M. CHEVROLLIER, Mme DEROCHE, M. LEFÈVRE, Mmes VULLIEN et DEROMEDI, MM. Henri LEROY et de NICOLAY, Mme VERMEILLET, M. PIEDNOIR, Mme SITTLER, MM. CHARON, BASCHER, FOUCHÉ, LAMÉNIE et HUSSON, Mme LAVARDE et MM. MANDELLI, BONHOMME, RAPIN, BABARY, de LEGGE, CHAIZE, MAUREY, DANESI et BONNE


ARTICLE ADDITIONNEL APRÈS ARTICLE 36 


Après l’article 36 

Insérer un article additionnel ainsi rédigé :

Le I de l’article L. 2224-7 du code général des collectivités territoriales est compléter par un alinéa ainsi rédigé :

« Le service assurant le prélèvement peut contribuer à la gestion et la préservation de la ressource dans laquelle est effectué le prélèvement. Un décret en Conseil d’État précise les modalités d’application de la présente disposition. »

Objet

La préservation de la ressource dans laquelle est effectué le prélèvement d’eau pour la production d’eau destinée à la consommation humaine, et plus généralement sa gestion, sont des missions dont la responsabilité n’est pas clairement définie dans le droit actuel. La légitimité de l’intervention de la collectivité compétente pour l’eau potable n’est par conséquent pas toujours fermement établie.

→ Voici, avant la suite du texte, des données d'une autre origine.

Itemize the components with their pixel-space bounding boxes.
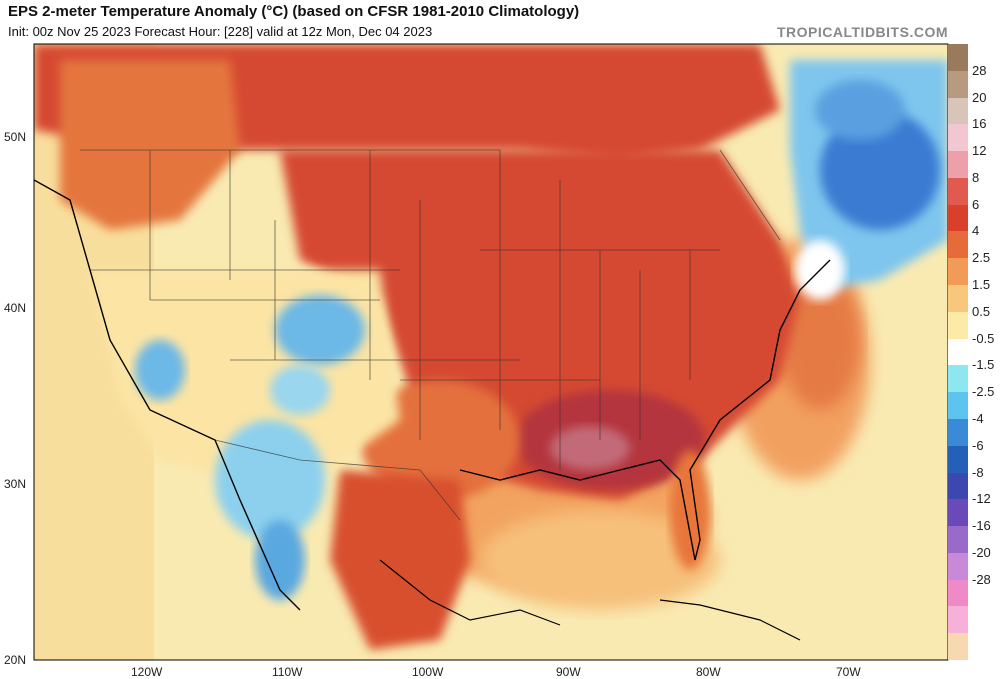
colorbar-segment — [948, 97, 968, 125]
colorbar-segment — [948, 204, 968, 232]
colorbar-label: -8 — [972, 464, 984, 480]
lon-label-110w: 110W — [272, 665, 303, 679]
lon-label-120w: 120W — [131, 665, 163, 679]
colorbar-segment — [948, 231, 968, 259]
colorbar-segment — [948, 124, 968, 152]
lon-label-100w: 100W — [412, 665, 444, 679]
colorbar-segment — [948, 418, 968, 447]
colorbar-segment — [948, 579, 968, 607]
colorbar-label: -4 — [972, 410, 984, 426]
colorbar-segment — [948, 633, 968, 661]
site-credit: TROPICALTIDBITS.COM — [776, 24, 948, 40]
colorbar-label: -6 — [972, 437, 984, 453]
colorbar-segment — [948, 472, 968, 500]
colorbar-segment — [948, 552, 968, 581]
colorbar-label: -20 — [972, 544, 991, 560]
colorbar-label: -1.5 — [972, 357, 995, 373]
lat-label-30n: 30N — [4, 477, 26, 491]
lat-label-20n: 20N — [4, 653, 26, 667]
colorbar-label: 8 — [972, 169, 980, 185]
colorbar-label: 2.5 — [972, 250, 991, 266]
colorbar-segment — [948, 311, 968, 340]
longitude-axis: 120W 110W 100W 90W 80W 70W — [131, 665, 861, 679]
colorbar-label: 16 — [972, 116, 987, 132]
lon-label-90w: 90W — [556, 665, 581, 679]
lon-label-70w: 70W — [836, 665, 861, 679]
colorbar-segment — [948, 606, 968, 634]
colorbar-segment — [948, 499, 968, 527]
colorbar-label: 0.5 — [972, 303, 991, 319]
lon-label-80w: 80W — [696, 665, 721, 679]
map-title: EPS 2-meter Temperature Anomaly (°C) (ba… — [8, 3, 580, 20]
colorbar-label: -12 — [972, 491, 991, 507]
colorbar-label: -16 — [972, 518, 991, 534]
colorbar-label: 4 — [972, 223, 980, 239]
colorbar-label: 6 — [972, 196, 980, 212]
colorbar-label: -2.5 — [972, 384, 995, 400]
colorbar-label: 28 — [972, 62, 987, 78]
lat-label-50n: 50N — [4, 130, 26, 144]
colorbar-segment — [948, 177, 968, 206]
colorbar-segment — [948, 338, 968, 366]
colorbar — [948, 44, 968, 661]
lat-label-40n: 40N — [4, 301, 26, 315]
colorbar-segment — [948, 526, 968, 554]
colorbar-label: 1.5 — [972, 277, 991, 293]
colorbar-label: -28 — [972, 571, 991, 587]
colorbar-segment — [948, 70, 968, 99]
colorbar-label: 20 — [972, 89, 987, 105]
colorbar-segment — [948, 285, 968, 313]
colorbar-label: -0.5 — [972, 330, 995, 346]
colorbar-segment — [948, 445, 968, 474]
colorbar-segment — [948, 151, 968, 179]
colorbar-segment — [948, 44, 968, 72]
colorbar-segment — [948, 392, 968, 420]
colorbar-label: 12 — [972, 143, 987, 159]
colorbar-segment — [948, 258, 968, 286]
forecast-info: Init: 00z Nov 25 2023 Forecast Hour: [22… — [8, 24, 433, 39]
latitude-axis: 50N 40N 30N 20N — [4, 130, 26, 667]
colorbar-segment — [948, 365, 968, 393]
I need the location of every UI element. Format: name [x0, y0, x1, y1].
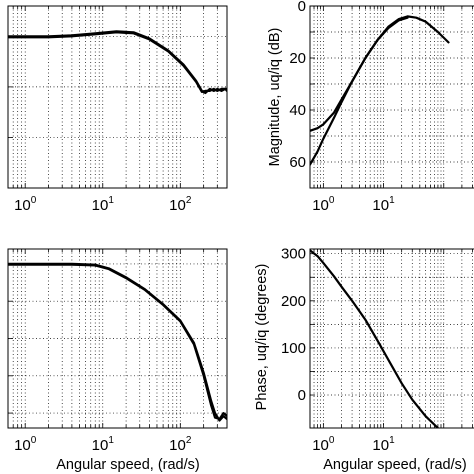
series-line-2: [310, 16, 409, 166]
panel-br-ylabel: Phase, uq/iq (degrees): [254, 264, 270, 411]
panel-tl-xticks: 100 101 102: [14, 195, 192, 214]
series-line-2: [8, 263, 227, 421]
panel-tr-ylabel: Magnitude, uq/iq (dB): [267, 28, 283, 167]
x-tick-label: 101: [372, 435, 395, 454]
series-line-1: [310, 249, 439, 428]
panel-br-grid: [310, 249, 474, 428]
panel-tr-yticks: 0 20 40 60: [289, 0, 306, 171]
panel-tl: 100 101 102: [7, 5, 228, 214]
x-tick-label: 100: [312, 435, 335, 454]
x-tick-label: 101: [92, 195, 115, 214]
panel-br-xticks: 100 101: [312, 435, 395, 454]
y-tick-label: 60: [289, 154, 306, 171]
y-tick-label: 200: [281, 293, 306, 310]
x-tick-label: 102: [169, 195, 192, 214]
panel-tl-grid: [8, 6, 227, 188]
panel-tr-lines: [310, 15, 450, 166]
panel-tr-grid: [310, 6, 474, 188]
x-tick-label: 102: [169, 435, 192, 454]
panel-bl-xlabel: Angular speed, (rad/s): [56, 457, 199, 473]
y-tick-label: 0: [298, 0, 306, 15]
x-tick-label: 101: [92, 435, 115, 454]
x-tick-label: 101: [372, 195, 395, 214]
y-tick-label: 100: [281, 340, 306, 357]
panel-br-yticks: 300 200 100 0: [281, 246, 306, 404]
panel-bl: 100 101 102 Angular speed, (rad/s): [7, 248, 228, 473]
series-line-2: [8, 31, 227, 94]
panel-br-lines: [310, 249, 439, 428]
y-tick-label: 300: [281, 246, 306, 263]
panel-tr: 100 101 0 20 40 60 Magnitude, uq/iq (dB): [267, 0, 474, 214]
y-tick-label: 20: [289, 50, 306, 67]
panel-tl-lines: [8, 30, 227, 95]
x-tick-label: 100: [312, 195, 335, 214]
x-tick-label: 100: [14, 195, 37, 214]
panel-bl-xticks: 100 101 102: [14, 435, 192, 454]
panel-bl-lines: [8, 262, 227, 422]
panel-br-xlabel: Angular speed, (rad/s): [323, 457, 466, 473]
y-tick-label: 40: [289, 102, 306, 119]
x-tick-label: 100: [14, 435, 37, 454]
panel-tr-xticks: 100 101: [312, 195, 395, 214]
panel-tr-frame: [309, 5, 474, 189]
panel-br: 100 101 300 200 100 0 Angular speed, (rad/s)…: [254, 246, 474, 473]
y-tick-label: 0: [298, 387, 306, 404]
panel-br-frame: [309, 248, 474, 429]
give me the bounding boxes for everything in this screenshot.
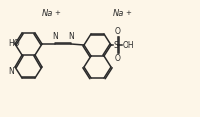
Text: +: + — [124, 10, 130, 16]
Text: Na: Na — [112, 9, 123, 18]
Text: +: + — [54, 10, 60, 16]
Text: N: N — [68, 32, 74, 41]
Text: S: S — [113, 40, 119, 49]
Text: OH: OH — [122, 40, 134, 49]
Text: O: O — [114, 27, 120, 36]
Text: O: O — [114, 54, 120, 63]
Text: Na: Na — [41, 9, 52, 18]
Text: N: N — [8, 66, 14, 75]
Text: HO: HO — [8, 40, 20, 49]
Text: N: N — [52, 32, 58, 41]
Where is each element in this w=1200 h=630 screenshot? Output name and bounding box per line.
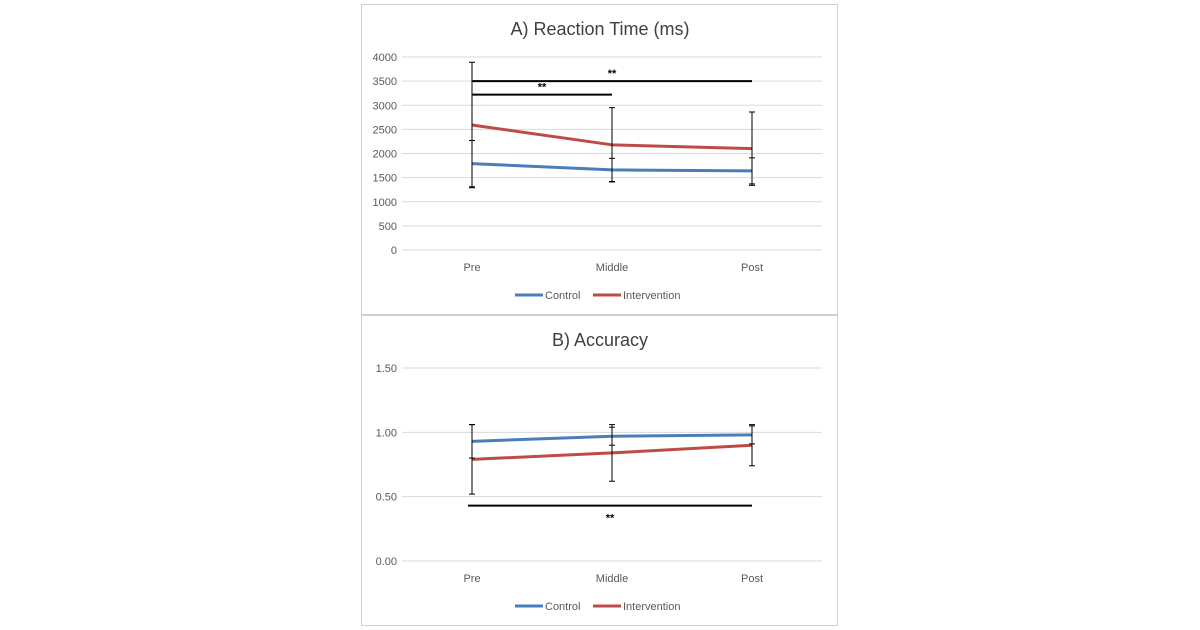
legend-label-intervention: Intervention xyxy=(623,290,680,302)
y-tick-label: 1.50 xyxy=(376,363,397,375)
y-tick-label: 500 xyxy=(379,221,397,233)
significance-label: ** xyxy=(538,82,547,94)
x-tick-label: Post xyxy=(741,573,763,585)
y-tick-label: 0.00 xyxy=(376,556,397,568)
x-tick-label: Post xyxy=(741,262,763,274)
legend-label-control: Control xyxy=(545,601,580,613)
significance-label: ** xyxy=(608,68,617,80)
reaction-time-chart: A) Reaction Time (ms) 0 500 1000 1500 2000 250… xyxy=(373,19,822,302)
reaction-time-chart-panel: A) Reaction Time (ms) 0 500 1000 1500 2000 250… xyxy=(361,4,838,315)
significance-label: ** xyxy=(606,513,615,525)
legend-label-intervention: Intervention xyxy=(623,601,680,613)
x-tick-label: Middle xyxy=(596,262,628,274)
y-tick-label: 2500 xyxy=(373,124,397,136)
y-tick-label: 3500 xyxy=(373,76,397,88)
y-tick-label: 1500 xyxy=(373,173,397,185)
x-tick-label: Middle xyxy=(596,573,628,585)
y-tick-label: 1000 xyxy=(373,197,397,209)
legend-label-control: Control xyxy=(545,290,580,302)
x-tick-label: Pre xyxy=(463,573,480,585)
y-tick-label: 0.50 xyxy=(376,492,397,504)
y-tick-label: 2000 xyxy=(373,149,397,161)
accuracy-chart-panel: B) Accuracy 0.00 0.50 1.00 1.50 Pre Middle Post… xyxy=(361,315,838,626)
chart-title: A) Reaction Time (ms) xyxy=(510,19,689,39)
accuracy-chart: B) Accuracy 0.00 0.50 1.00 1.50 Pre Middle Post… xyxy=(376,330,822,613)
y-tick-label: 0 xyxy=(391,245,397,257)
y-tick-label: 1.00 xyxy=(376,427,397,439)
y-tick-label: 3000 xyxy=(373,100,397,112)
y-tick-label: 4000 xyxy=(373,52,397,64)
chart-title: B) Accuracy xyxy=(552,330,648,350)
x-tick-label: Pre xyxy=(463,262,480,274)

Or, ces missions sont essentielles pour répondre aux obligations sanitaires et environnementales auxquelles doivent satisfaire les eaux utilisées pour la production d’eau potable, notamment lorsqu’il s’agit de conduire des actions partenariales de prévention des pollutions vers les captages d’eau.

Compte tenu des missions d’ores et déjà assurées par les services d’eau potable, il est proposé de leur permettre d’intervenir en faveur de la gestion et de la préservation de la ressource dans laquelle est effectué le prélèvement d’eau pour la production d’eau destinée à la consommation humaine.

Cette mesure est une des conclusions de la seconde séquence des assises de l’eau, à laquelle l’ensemble des parties prenantes concernées a été associée.



NB :La présente rectification porte sur la liste des signataires.